DENVER—“We are looking to capitalize on a sector that is experiencing peak rebound characteristics.” So says Oak Coast Properties' CEO, Matt Heslin, in this exclusive Q&A. According to Heslin, the firm, which recently revealed plans to invest millions in the hotel sector, is actively looking for additional acquisitions across the Eastern Seaboard, Pacific Northwest and Western US.
GlobeSt.com: You recently entered the hotel sector and revealed plans to invest $125 million. Why enter this sector now? What are the opportunities you are hoping to capitalize on?
Matt Heslin: Oak Coast Properties been completely focused on apartments for the past few years. However, the fundamentals in the hospitality sector are so strong they cannot be ignored. We are looking to capitalize on a sector that is experiencing peak rebound characteristics. Because of where we are in the recovery, both business and personal travel have increased dramatically leading to increased demand for rooms across the country – especially in metropolitan regions. This is a great time to invest in hospitality properties.
GlobeSt.com: What is your investment strategy?
Heslin: Our signature is a long-term investment hold. We look at ways to add value to properties via interior and exterior enhancements, property repositioning and in bringing rents on rehabbed properties back up to market values. We emphasize net operating income growth potential throughout our portfolio regardless of whether a property is a hotel or an apartment community.
GlobeSt.com: Are there specific markets you feel are ripe with opportunities?
Heslin: We are actively looking for additional acquisitions across the Eastern Seaboard, Pacific Northwest and Western United States. Some of the specific cities we like include Denver, Seattle and Austin.
GlobeSt.com: How would you characterize the recovery happening in the hotel sector?
Heslin: The recovery is strong. Hotel occupancy levels have rebounded to peak 2006 levels. Our historically low interest rates have not risen much. And limited hotel supply is confounded by the sharp decrease in new construction starts the past few years.
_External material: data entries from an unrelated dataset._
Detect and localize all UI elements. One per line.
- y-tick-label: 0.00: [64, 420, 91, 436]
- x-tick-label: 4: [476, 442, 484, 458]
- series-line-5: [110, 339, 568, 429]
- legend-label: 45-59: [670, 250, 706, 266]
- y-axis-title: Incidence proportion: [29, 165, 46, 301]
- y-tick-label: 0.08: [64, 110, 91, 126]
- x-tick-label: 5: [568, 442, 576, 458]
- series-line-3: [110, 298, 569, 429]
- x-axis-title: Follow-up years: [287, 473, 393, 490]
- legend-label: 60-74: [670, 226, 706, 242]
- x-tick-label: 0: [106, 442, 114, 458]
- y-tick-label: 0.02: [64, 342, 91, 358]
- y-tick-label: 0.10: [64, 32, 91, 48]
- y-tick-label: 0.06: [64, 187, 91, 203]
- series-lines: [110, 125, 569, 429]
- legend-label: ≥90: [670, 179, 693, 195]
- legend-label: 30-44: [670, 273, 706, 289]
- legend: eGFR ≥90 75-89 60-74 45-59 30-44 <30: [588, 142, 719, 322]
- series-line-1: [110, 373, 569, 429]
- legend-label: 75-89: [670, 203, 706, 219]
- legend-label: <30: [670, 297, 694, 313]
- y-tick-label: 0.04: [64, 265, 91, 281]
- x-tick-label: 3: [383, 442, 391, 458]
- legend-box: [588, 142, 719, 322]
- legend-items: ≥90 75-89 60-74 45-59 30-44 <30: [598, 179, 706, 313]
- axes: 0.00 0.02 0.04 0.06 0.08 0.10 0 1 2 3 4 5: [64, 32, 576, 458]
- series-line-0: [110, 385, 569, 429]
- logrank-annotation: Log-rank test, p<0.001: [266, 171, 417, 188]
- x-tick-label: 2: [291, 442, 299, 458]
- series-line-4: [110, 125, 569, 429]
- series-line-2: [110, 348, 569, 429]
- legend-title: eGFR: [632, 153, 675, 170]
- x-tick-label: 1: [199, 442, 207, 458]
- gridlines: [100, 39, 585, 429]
This has led to supply constrained markets where demand for rooms is high.
GlobeSt.com: What are some of the challenges investors are facing (or will face)?
Heslin: It is likely that as capital continues to flow into this sector—much like it has with multifamily in parallel with increased rental demand and limited product—it is likely to increase competition and make it more difficult to access quality acquisitions. Savvy investors with relationships that deliver off-market deals in choice markets will bode well. These investors will also be required to have access to quick capital in order to close deals before they are swiped up by other market players.